In Eva Kaiser's paintings with a religious theme, however, the pictorial components deviate significantly from the traditional mode of representation. In the painting "the Messiah", the artist uses a close-up of a bust image instead of showing the whole body of the suffering Christ. His low hanging head, however, leaves his facial features unrecognisable. In contrast to the emphasis on the physical agony of the Saviour's body, the artist's rapidly painted brushwork smears the site of the side wound.

Since the secondary perception of cultural people can fall back on natural independence, Eva Kaiser also shows here, beyond Christian iconography, an image of primitive human sensations. She liberates the internal emotional tones of the colours by detaching them from their relationship to representational pictorial content. Instead of painting blood realistically, the artist does not describe Christ's suffering directly with the red, but expresses the vehemence during the Passion in its independent form. This red merges with the yellow of the heavenly majesty and turns into an enthusiastic orange.

Freed from its conventional servitude, Eva Kaiser continues to use colour in her colour landscapes and abstractions. In the paintings "Ireland", the artist manifests the stormy restlessness of the environment by means of a strong contrast. The broad swathes of her colour expression do not reproduce a compact form, but create an atmospheric impression that changes at every moment and reflects the vital expressiveness of the natura naturan owns.

In this way, nature is no longer seen as the only thing to be imitated. natura naturata but is regarded as the outcome of the essential desire for expression.

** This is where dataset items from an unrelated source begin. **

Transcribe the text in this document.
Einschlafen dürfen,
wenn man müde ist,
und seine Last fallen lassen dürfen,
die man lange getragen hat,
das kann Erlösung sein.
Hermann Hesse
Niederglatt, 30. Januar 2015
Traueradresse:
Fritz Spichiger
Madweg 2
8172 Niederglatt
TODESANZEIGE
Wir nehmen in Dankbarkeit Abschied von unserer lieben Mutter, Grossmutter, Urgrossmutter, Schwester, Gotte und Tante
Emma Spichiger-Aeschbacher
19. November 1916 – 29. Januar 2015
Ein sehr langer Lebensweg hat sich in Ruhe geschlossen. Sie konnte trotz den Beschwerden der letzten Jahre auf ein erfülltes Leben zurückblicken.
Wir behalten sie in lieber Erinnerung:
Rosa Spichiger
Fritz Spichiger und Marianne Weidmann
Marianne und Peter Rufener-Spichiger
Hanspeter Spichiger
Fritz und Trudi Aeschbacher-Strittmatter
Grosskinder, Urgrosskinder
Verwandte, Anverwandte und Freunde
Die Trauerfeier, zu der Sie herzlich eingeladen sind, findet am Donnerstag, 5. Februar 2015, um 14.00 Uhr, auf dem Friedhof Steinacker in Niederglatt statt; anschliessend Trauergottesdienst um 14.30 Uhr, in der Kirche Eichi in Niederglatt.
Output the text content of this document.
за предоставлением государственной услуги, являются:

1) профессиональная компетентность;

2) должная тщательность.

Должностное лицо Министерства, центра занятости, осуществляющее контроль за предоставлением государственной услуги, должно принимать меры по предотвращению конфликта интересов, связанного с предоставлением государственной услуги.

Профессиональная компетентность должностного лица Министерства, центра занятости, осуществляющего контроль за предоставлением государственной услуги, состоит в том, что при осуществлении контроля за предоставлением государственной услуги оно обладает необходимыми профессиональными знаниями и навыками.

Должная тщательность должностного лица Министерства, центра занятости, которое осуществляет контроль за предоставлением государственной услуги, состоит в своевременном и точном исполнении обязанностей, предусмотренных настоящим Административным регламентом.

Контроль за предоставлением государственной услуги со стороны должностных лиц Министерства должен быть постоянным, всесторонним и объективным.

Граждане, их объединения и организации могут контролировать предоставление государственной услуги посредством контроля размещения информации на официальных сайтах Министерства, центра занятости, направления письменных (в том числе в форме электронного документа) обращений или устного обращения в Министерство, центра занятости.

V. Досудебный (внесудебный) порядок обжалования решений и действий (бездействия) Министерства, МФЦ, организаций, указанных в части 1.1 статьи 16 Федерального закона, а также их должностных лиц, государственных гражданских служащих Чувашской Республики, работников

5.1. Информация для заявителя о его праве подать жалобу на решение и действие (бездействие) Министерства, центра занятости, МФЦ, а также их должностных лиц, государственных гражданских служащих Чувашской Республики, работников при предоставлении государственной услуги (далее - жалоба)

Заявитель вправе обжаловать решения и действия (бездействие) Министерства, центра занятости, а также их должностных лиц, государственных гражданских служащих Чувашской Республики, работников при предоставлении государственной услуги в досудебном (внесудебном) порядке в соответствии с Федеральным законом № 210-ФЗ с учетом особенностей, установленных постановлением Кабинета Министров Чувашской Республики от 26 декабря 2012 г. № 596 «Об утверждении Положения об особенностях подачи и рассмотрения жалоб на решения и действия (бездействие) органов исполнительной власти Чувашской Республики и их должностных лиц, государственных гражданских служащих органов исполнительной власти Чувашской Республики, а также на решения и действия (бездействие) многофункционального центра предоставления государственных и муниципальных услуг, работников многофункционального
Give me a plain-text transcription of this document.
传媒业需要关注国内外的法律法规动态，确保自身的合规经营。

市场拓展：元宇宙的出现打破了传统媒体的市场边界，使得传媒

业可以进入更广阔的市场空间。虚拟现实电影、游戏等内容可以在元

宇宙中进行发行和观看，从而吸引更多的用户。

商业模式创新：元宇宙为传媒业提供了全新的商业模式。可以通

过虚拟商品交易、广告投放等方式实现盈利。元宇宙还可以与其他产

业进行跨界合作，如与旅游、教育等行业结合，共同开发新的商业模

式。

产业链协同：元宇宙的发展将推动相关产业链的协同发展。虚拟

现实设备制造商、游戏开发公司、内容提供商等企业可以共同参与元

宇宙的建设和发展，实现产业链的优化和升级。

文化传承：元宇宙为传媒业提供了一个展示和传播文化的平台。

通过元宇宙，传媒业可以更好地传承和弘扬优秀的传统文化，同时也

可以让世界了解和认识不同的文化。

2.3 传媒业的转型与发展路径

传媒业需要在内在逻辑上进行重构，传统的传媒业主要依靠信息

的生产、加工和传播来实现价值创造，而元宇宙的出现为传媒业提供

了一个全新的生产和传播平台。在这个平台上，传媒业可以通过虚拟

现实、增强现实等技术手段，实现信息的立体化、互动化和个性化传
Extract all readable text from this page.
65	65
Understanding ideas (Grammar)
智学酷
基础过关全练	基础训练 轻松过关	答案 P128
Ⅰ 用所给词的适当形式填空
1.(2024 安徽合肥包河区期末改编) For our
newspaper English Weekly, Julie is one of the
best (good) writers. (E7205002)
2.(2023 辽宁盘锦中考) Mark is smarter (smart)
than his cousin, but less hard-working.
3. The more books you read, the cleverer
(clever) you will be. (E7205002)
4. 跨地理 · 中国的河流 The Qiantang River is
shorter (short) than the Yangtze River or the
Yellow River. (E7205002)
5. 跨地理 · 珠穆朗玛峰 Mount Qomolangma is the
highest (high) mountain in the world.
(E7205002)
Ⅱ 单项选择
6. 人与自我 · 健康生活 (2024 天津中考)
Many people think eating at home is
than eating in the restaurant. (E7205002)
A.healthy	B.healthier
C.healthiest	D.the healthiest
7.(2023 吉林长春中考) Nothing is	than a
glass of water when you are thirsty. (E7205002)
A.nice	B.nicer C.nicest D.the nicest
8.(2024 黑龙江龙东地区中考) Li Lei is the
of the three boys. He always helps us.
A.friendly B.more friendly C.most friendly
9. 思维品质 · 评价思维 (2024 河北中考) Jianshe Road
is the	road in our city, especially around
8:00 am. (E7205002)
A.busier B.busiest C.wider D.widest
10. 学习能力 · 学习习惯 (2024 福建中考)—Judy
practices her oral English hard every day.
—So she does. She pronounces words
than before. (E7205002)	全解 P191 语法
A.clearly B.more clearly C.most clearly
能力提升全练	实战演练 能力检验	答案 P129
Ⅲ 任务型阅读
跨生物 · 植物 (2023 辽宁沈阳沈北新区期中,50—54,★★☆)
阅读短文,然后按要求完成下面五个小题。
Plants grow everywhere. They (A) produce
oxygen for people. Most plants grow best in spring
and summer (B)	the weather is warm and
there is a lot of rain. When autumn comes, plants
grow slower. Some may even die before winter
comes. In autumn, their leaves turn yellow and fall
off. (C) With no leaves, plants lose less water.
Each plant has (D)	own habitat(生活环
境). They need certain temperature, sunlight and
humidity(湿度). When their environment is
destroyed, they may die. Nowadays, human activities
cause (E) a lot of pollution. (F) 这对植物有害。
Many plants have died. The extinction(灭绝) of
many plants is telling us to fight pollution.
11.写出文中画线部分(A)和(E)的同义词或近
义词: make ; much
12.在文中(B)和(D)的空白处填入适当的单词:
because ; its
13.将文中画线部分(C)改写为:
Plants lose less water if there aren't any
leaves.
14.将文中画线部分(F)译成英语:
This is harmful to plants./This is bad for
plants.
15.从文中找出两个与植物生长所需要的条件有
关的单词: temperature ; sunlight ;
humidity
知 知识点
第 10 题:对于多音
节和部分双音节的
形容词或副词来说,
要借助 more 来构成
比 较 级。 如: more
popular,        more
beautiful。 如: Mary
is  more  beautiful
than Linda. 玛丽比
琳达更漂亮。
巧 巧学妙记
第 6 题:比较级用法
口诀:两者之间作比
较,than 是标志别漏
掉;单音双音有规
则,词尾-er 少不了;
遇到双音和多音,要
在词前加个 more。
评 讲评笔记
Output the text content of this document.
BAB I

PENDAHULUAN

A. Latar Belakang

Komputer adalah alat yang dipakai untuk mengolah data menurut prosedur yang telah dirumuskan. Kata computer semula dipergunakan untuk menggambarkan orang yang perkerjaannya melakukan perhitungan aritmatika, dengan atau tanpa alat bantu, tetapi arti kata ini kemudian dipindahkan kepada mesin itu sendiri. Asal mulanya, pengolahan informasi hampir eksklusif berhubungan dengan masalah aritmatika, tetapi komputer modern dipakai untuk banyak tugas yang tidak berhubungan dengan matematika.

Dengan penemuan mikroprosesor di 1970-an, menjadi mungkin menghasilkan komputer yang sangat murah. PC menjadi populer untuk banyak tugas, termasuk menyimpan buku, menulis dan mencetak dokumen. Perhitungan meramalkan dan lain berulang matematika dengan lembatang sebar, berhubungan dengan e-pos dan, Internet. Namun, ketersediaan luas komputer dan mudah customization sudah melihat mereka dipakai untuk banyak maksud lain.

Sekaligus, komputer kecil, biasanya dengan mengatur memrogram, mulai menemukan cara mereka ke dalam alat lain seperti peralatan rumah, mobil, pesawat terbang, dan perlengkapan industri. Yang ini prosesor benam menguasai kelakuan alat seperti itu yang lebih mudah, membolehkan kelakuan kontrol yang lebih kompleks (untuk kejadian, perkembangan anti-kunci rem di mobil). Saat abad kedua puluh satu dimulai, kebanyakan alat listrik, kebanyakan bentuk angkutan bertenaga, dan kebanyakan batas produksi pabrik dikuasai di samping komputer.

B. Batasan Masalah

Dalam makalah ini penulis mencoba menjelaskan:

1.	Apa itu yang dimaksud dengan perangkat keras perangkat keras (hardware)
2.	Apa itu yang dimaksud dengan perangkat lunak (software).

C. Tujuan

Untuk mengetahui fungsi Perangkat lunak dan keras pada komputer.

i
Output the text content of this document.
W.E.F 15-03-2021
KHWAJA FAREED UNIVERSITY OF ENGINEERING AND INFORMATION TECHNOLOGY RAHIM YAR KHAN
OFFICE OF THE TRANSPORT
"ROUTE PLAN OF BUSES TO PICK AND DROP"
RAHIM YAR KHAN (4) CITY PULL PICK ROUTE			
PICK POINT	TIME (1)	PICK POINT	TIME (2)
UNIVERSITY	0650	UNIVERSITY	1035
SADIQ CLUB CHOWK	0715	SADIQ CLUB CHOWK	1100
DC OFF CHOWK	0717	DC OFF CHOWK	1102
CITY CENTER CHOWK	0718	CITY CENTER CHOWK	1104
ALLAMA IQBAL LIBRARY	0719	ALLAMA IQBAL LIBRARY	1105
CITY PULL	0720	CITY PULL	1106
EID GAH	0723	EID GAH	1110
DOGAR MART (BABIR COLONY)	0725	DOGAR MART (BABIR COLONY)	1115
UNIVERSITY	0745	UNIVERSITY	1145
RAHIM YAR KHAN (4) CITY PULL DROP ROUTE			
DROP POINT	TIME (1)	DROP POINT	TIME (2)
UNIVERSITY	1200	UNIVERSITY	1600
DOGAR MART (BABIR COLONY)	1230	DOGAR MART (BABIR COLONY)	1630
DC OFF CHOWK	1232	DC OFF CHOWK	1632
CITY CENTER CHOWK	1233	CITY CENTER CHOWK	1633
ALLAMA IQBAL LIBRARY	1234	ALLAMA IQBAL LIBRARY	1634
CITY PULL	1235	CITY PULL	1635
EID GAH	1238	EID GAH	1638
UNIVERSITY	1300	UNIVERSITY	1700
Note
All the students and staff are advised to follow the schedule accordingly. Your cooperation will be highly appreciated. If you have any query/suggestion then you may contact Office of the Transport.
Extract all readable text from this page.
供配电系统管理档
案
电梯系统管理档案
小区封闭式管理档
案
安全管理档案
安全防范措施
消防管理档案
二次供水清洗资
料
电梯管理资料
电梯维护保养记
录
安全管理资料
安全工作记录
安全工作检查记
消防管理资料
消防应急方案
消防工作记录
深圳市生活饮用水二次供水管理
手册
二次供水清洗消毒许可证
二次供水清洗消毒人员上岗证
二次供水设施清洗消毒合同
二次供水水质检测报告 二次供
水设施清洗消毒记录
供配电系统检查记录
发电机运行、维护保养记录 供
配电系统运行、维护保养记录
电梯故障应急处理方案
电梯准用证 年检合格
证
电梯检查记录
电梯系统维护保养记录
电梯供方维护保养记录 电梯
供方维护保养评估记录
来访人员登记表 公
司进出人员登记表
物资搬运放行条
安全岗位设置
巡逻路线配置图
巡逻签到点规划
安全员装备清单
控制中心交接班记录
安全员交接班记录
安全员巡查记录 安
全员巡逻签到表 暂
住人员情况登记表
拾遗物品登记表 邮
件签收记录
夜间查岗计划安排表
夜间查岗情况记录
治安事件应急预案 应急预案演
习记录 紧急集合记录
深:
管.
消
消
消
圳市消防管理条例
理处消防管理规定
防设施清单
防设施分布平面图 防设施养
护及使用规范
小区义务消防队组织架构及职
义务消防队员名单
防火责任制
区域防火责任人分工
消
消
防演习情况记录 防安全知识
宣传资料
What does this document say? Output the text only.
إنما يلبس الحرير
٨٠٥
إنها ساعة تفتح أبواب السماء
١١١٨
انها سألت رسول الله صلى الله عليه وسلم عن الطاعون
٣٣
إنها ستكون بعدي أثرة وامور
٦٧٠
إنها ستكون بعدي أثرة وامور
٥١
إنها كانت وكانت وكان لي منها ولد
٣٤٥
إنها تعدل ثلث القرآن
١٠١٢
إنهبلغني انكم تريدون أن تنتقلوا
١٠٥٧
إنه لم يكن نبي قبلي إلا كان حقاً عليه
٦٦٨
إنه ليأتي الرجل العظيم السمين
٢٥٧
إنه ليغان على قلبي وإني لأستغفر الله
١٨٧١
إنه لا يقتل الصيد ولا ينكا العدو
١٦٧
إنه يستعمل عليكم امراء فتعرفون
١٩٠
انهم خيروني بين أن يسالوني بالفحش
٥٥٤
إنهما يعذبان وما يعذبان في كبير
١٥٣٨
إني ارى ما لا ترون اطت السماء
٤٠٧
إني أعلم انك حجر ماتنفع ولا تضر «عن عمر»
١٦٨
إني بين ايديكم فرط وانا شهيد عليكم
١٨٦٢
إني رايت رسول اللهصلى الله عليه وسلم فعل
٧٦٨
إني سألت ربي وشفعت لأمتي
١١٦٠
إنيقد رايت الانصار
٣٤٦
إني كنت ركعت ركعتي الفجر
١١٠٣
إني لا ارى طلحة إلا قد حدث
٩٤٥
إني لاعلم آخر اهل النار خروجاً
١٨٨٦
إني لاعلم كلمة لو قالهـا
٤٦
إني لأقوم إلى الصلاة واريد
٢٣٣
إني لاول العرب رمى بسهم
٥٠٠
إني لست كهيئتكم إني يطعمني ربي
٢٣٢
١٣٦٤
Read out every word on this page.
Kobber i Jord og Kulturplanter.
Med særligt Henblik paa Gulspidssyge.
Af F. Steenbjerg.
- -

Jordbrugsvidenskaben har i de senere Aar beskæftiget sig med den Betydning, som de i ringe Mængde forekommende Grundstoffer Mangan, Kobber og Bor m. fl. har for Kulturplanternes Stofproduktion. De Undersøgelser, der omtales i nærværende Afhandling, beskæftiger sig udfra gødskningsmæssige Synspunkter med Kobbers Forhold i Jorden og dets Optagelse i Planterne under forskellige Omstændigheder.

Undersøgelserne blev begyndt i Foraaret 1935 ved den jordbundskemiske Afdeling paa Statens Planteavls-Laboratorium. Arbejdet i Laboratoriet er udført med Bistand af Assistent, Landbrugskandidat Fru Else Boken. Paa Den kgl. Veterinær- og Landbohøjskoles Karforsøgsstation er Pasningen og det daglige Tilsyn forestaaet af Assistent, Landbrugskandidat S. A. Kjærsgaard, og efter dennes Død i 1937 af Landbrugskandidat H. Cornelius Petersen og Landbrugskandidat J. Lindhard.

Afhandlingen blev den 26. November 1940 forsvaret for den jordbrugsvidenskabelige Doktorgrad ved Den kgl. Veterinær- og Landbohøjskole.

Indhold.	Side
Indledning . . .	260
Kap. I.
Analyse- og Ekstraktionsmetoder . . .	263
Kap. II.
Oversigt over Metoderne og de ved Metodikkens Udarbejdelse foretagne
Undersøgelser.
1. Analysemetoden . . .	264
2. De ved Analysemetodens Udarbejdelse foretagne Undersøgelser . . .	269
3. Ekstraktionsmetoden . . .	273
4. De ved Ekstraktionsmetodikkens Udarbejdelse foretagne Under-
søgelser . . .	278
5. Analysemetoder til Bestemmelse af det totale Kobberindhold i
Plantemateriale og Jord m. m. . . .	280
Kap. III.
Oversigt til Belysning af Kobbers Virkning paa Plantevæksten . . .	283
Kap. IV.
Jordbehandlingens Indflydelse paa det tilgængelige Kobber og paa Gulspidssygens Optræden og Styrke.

The artist shortens the transformation process of symbolisation between the depicted elements and the subjective perception. The colours no longer refer to the exclusive abstract ideas, but cause in a direct and intuitive way the emotional perception, which can differ from viewer to viewer. Compared to the concrete reality of material life, the strength of their brushwork evokes the sensory perception in the viewer's inner world.

Apart from the use of colours with their immediate pathos, the modernist representation of Eva Kaiser in Christian iconography also opens up the perspective of the Incarnation. Through the unrecognisable facial features, Eva Kaiser de-identifies the Messiah. Thus, his corporeal presence evokes empathy not specifically to a single subject, but to the general corporeality of human beings.

The de-identified presence in the religious theme is transformed into the individualistic figures in Eva Kaiser's nude and portrait painting. The heads of the people in everyday life, which in earlier epochs were deeply bowed, appear upright here. Various female bodies give in to the urge of freedom of nudity. They vary in both form and colour milieu and do not represent objective objectivity but reflect a sensual appeal. In contrast to the tenderness of women in classical aesthetics, the artist shows the sexuality and rapture of femininity veiled with ecstatic colours and transformed surface. Redeemed from dogmatic fetters, a utopian world before the Fall is to be found in her pictorial content, an archetype of man with his purest empathic tendency.